The rest of the episode was a joke. Another member of the Q Continuum, this time a hot redhead, is stranded onboard Voyager and somehow stripped of her powers. Yet she is still smart enough to help the crew bend the laws of astrophysics to enter the Continuum itself, decked out in full Civil War regalia. A gunfight ensues, and Janeway and Q are rescued from the firing squad.
Janeway then passes on more of her superior morals by convincing Q to get with the hot redhead and give birth to a baby Q. They copulate right in front of Janeway, ET style, by touching glowing fingers.
I turned the TV off before the credits rolled.

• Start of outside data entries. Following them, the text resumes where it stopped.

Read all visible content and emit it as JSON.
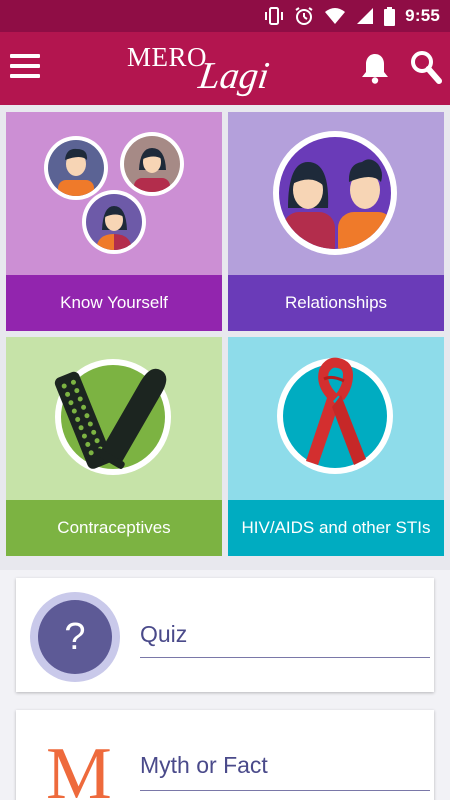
{
  "status_bar": {
    "time": "9:55",
    "icons": [
      "vibrate-icon",
      "alarm-icon",
      "wifi-icon",
      "signal-icon",
      "battery-icon"
    ]
  },
  "app_bar": {
    "logo_word1": "MERO",
    "logo_word2": "Lagi",
    "icons": [
      "hamburger-menu-icon",
      "bell-icon",
      "search-icon"
    ]
  },
  "tiles": [
    {
      "label": "Know Yourself",
      "caption_color": "#9225ae"
    },
    {
      "label": "Relationships",
      "caption_color": "#6a3bb8"
    },
    {
      "label": "Contraceptives",
      "caption_color": "#7cb342"
    },
    {
      "label": "HIV/AIDS and other STIs",
      "caption_color": "#00acc1"
    }
  ],
  "quiz": {
    "icon_glyph": "?",
    "label": "Quiz"
  },
  "myth": {
    "icon_glyph": "M",
    "label": "Myth or Fact"
  },
  "colors": {
    "status_bar": "#8f0d45",
    "app_bar": "#b3154f",
    "accent_text": "#4a4a8a"
  }
}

Anyone else had an experience with a book or movie where the suspension of disbelief was broken?
4 comments:
Oh yeah. Plenty of times. I mean, there's a certain amount of suspension of belief needed for lots of things we read or watch... especially watch. For me, the hardest thing I read was a book set where I used to live. The author had a street gal being rushed to emergency at a specific hospital. There had been niggling things until then, but that blew it for me. The hospital was a geriatric hospital, strictly, and had no emergency room, performed no surgeries. My best friend had worked there for years, so I was very familiar with their mandate and function. Further to that, a simple web search typing in the hospital name showed in the top 10 hits it had been closed due to government funding cuts a few years before the book was published. The real trick was, I'd seen an article by the author talking about how to do proper research to make your book authentic. I never finished reading it, one of those books I put down 80 pages in and completely forgot about, other than my annoyance. I'm guessing other things weren't working for me as well, as I think you tend to be a bit harder on a read when it's not quite working.
Voyager sucked. ST:TNG rules.
It depends on how seriously the book, movie, or show is trying to take itself. A movie like "Independence Day" was ridiculous, but that was its whole point. Same with the James Bond films. "The Historian," however, was a disappointment, especially at the end.

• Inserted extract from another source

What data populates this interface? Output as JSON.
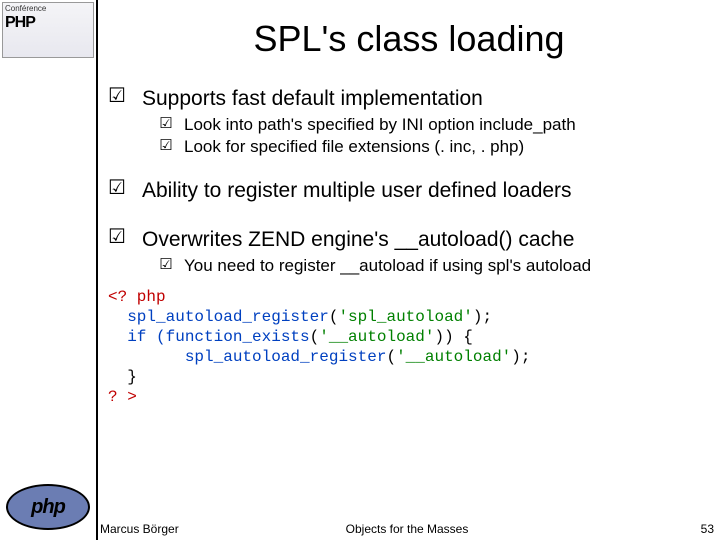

Then there are other movies, like "Halloween," where there are several "Oh come on" moments, but personally I don't care because the characterizations make up for them.
This seems to happen most often in sci-fi, by the way. Limited minds, indeed!
Sandra: I think you've mentioned this somewhere before. I find it very hard to let go of a book once I've started, but TV or movies are much easier. Some kind of obsessive need to finish keeps me reading.
JD: Too true, although I always liked the opening intro to VOY.
Christa: Scifi movies definitely have that problem, but mostly because they resemble action films rather than the scifi novels that inspired them. In recent times, Gattaca is one of the few scifi films that really worked on both levels.